# Went wedding dress shopping yesterday!



## Lucky_072508 (Jul 22, 2011)

I am getting married in July and I began the search for a wedding dress about a month ago. I found one online that I absolutely loved and I immediately told my mom "this is my dress". Well about 2 weeks ago I looked it up online again and the page said that the dress was no longer available. :mecry:
Well I went to David's bridal yesterday and one of the first dresses I saw was the one I had wanted! They had only 3 left and there was an hour wait so I stood by the dresses ready to kick anyone's butt who tried to take them.
I tried it on, I loved it, and it only needs a slight alteration!
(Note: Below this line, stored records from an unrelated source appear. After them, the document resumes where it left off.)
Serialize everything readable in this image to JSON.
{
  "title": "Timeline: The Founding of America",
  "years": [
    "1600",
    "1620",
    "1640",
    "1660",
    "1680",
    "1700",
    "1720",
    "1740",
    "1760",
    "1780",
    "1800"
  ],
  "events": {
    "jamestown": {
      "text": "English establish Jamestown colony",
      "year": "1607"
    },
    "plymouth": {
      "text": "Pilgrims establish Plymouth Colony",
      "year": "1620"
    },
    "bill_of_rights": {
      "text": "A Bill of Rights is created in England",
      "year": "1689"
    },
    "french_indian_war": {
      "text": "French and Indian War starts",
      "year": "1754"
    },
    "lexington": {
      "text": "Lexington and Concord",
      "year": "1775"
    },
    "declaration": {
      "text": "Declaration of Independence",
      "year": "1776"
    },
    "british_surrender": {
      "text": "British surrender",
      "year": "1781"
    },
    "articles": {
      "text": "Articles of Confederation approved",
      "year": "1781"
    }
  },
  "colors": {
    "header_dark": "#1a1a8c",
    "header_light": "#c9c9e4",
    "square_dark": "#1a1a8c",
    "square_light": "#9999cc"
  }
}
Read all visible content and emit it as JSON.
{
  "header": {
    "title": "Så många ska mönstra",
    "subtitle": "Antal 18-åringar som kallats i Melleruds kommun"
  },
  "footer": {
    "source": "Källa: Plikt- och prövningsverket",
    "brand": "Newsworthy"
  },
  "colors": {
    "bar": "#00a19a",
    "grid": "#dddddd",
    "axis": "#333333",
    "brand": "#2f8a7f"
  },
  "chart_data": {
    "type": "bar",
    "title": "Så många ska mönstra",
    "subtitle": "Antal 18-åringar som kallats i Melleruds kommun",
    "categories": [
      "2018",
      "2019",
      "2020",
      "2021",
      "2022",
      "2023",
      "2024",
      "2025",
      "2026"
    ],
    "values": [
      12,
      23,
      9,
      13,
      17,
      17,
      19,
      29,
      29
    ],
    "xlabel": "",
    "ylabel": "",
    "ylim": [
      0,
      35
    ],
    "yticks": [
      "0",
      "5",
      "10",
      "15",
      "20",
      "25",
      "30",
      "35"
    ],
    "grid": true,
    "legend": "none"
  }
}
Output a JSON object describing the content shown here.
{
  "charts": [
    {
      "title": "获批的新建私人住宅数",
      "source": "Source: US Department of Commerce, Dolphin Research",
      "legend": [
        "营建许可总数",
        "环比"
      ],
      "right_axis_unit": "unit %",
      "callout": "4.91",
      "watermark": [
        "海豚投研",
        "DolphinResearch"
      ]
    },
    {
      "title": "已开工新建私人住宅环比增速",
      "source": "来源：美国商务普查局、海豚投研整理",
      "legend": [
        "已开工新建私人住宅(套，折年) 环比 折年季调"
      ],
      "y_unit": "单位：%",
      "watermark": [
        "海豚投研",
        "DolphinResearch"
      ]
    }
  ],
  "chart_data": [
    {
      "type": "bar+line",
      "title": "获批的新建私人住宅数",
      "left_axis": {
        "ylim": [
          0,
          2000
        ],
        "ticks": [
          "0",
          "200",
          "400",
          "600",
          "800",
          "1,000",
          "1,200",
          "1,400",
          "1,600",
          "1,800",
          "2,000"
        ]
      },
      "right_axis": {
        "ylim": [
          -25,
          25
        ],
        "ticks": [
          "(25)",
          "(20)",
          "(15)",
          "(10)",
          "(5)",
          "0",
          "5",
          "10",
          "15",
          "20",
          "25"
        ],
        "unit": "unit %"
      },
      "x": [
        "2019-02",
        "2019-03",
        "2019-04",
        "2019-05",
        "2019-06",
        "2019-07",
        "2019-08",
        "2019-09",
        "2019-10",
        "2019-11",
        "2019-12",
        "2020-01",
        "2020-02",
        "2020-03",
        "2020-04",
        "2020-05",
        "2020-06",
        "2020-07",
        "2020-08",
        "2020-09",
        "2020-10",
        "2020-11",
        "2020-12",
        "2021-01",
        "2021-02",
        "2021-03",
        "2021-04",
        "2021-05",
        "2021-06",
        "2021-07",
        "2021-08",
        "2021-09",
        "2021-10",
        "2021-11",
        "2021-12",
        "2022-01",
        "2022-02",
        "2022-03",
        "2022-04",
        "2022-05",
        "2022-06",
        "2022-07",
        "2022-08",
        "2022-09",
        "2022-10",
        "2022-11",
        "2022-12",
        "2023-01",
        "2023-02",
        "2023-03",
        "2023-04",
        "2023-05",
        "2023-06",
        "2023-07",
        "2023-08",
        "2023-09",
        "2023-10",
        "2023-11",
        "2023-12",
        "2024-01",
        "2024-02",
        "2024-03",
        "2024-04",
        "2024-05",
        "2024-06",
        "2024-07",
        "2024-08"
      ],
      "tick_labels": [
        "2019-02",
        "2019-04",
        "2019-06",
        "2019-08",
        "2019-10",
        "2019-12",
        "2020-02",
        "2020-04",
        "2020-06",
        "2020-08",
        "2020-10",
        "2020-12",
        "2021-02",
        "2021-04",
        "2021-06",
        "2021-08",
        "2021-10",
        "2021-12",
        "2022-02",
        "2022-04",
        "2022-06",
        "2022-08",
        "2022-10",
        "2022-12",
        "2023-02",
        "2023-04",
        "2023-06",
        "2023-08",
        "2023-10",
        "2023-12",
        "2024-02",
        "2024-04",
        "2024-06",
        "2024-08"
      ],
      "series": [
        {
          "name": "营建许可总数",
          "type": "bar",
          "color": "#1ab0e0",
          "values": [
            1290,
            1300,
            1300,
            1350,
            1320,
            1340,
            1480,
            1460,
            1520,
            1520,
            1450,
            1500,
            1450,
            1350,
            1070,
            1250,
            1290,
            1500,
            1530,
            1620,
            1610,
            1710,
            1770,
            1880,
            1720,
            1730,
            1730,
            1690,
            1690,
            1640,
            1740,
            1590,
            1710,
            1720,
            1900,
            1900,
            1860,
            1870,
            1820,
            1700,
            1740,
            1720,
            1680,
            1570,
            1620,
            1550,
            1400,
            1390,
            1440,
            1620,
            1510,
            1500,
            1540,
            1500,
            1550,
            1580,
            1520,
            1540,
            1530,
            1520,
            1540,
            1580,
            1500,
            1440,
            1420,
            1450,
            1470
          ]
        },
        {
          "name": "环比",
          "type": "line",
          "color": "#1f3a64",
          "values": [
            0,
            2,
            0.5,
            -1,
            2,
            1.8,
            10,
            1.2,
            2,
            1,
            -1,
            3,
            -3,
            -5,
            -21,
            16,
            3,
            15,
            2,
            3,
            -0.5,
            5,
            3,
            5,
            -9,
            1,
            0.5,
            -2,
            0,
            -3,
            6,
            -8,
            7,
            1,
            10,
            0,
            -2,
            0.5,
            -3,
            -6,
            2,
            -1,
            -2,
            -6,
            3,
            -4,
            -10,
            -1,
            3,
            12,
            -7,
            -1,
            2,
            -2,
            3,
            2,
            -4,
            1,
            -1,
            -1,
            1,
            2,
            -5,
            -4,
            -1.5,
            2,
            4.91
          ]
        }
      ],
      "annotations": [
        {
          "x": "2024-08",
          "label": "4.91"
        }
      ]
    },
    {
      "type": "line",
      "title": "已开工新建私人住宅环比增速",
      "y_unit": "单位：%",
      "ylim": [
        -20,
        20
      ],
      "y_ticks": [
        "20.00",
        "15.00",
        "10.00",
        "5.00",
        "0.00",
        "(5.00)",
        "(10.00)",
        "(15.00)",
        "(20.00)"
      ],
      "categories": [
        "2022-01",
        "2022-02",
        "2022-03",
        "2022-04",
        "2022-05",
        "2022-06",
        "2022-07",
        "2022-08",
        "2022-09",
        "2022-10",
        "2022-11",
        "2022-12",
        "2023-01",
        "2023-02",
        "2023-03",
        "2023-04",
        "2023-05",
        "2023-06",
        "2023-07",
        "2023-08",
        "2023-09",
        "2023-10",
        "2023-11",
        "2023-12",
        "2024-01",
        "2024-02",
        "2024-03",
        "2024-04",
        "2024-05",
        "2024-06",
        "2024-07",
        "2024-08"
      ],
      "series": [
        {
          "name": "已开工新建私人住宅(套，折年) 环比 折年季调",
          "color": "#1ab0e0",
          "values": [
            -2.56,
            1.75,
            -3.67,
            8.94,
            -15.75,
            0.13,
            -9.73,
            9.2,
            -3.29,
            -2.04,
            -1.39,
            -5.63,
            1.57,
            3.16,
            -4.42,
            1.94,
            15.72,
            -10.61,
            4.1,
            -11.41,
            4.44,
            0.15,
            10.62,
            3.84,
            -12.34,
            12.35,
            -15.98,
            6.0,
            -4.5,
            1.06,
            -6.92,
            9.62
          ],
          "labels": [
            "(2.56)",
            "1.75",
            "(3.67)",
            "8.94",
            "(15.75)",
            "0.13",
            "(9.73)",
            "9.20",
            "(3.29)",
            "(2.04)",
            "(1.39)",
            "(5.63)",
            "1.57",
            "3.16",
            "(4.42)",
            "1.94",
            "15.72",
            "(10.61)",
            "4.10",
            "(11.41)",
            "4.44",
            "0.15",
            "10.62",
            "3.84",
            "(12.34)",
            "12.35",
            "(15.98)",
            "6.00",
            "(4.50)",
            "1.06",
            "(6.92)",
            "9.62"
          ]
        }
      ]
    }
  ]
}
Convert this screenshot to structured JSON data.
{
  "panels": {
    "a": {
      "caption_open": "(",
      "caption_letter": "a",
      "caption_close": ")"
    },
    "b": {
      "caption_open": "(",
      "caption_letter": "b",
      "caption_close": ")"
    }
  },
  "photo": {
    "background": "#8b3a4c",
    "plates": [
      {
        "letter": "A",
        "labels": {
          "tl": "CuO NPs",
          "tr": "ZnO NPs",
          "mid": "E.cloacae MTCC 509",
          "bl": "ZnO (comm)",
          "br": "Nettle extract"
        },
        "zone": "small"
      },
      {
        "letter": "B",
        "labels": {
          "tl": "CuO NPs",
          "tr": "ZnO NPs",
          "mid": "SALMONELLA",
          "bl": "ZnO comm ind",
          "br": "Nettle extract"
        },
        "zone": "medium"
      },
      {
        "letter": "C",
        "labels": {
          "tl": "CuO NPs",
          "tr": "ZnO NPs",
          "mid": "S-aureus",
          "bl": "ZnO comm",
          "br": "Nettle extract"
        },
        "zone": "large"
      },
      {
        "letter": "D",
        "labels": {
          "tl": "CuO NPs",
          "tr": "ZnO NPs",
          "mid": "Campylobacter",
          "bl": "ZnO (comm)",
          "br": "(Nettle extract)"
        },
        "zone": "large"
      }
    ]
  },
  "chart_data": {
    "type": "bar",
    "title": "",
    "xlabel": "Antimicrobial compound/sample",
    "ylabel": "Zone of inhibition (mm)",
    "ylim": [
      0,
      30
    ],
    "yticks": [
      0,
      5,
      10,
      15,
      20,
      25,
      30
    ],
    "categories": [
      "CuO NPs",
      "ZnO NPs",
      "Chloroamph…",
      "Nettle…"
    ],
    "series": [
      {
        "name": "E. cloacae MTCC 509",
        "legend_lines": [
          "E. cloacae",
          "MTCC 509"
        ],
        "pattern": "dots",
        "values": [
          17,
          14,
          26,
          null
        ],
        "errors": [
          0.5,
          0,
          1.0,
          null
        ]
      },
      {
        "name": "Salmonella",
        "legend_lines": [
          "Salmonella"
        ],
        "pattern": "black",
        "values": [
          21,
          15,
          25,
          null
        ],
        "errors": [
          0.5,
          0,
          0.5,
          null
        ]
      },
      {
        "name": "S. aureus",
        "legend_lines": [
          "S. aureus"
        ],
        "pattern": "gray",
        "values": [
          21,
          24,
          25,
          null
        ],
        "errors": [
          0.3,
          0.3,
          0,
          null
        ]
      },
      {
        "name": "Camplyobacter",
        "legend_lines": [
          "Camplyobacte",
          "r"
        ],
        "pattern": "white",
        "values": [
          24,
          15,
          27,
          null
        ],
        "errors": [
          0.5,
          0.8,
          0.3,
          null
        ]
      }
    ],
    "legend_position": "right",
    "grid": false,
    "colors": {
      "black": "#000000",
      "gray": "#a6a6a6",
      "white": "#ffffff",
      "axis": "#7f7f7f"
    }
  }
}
They had me try on another dress just for fun but there was no way I was changing my mind about which dress I wanted.
I've been in a funk lately but I did enjoy myself last night. Except for the part where the employee insisted on dressing me. Like she was literally in the dressing room with me the entire time and would not even let me put on the bra by myself. I am a very private person with my body and I don't even like people I know touching me. So that really really bothered me.
Anyway, here are some pics! I'm not including pics of the other dress I tried on or the bridesmaid dresses. If anyone wants to see them let me know and I will post them!



















Me and my mom








































































I'm wearing cowgirl boots at my wedding lol




































First look at myself in the dress


----------



## nchen7 (Feb 25, 2013)

looking radiant Jen!!! absolutely beautiful!!!


----------



## NigerianGirl (Jan 30, 2011)

I love that dress! Congratulations


----------



## Scottyhorse (Feb 11, 2013)

Love the dress! You look amazing!


----------



## Trickyroo (Sep 26, 2012)

Gorgeous Jen ! Absolutely gorgeous  
i hope your fiancé doesn't look through the forum , I wouldn't want him to see you in your dress :shocked:


----------



## happybleats (Sep 12, 2010)

Beautiful!!!


----------



## Emzi00 (May 3, 2013)

Gorgeous!!


----------



## NubianFan (Jun 3, 2013)

Beautiful dress and you look so happy in the pics. I think the boots are cute too. Oh and in my experience that is just how bridal shop workers are, they always want to be right up on you, they were at my fitting and at every fitting I have ever went to with friends. I think it is because they are afraid you won't know how to put something on, and because they don't want the dresses accidentally damaged in anyway. It is super annoying though, I agree.


----------



## J.O.Y. Farm (Jan 10, 2012)

Stunning dress! You look lovely in it! and the boots add a lovely touch


----------



## HoukFarms (Apr 14, 2013)

Amazing! You look gorgeous too!! I love your boots with the dress


----------



## goat luver 101 (Jul 19, 2011)

Love it, the boots are an awesome touch! Congratulations!!


----------



## COgoatLover25 (Dec 23, 2013)

You look gorgeous !! Congrats on your special day


----------



## toth boer goats (Jul 20, 2008)

So beautiful, congrats


----------



## TGSAdmin (Sep 6, 2012)

Dude here. 

Your future husband is a lucky man!


----------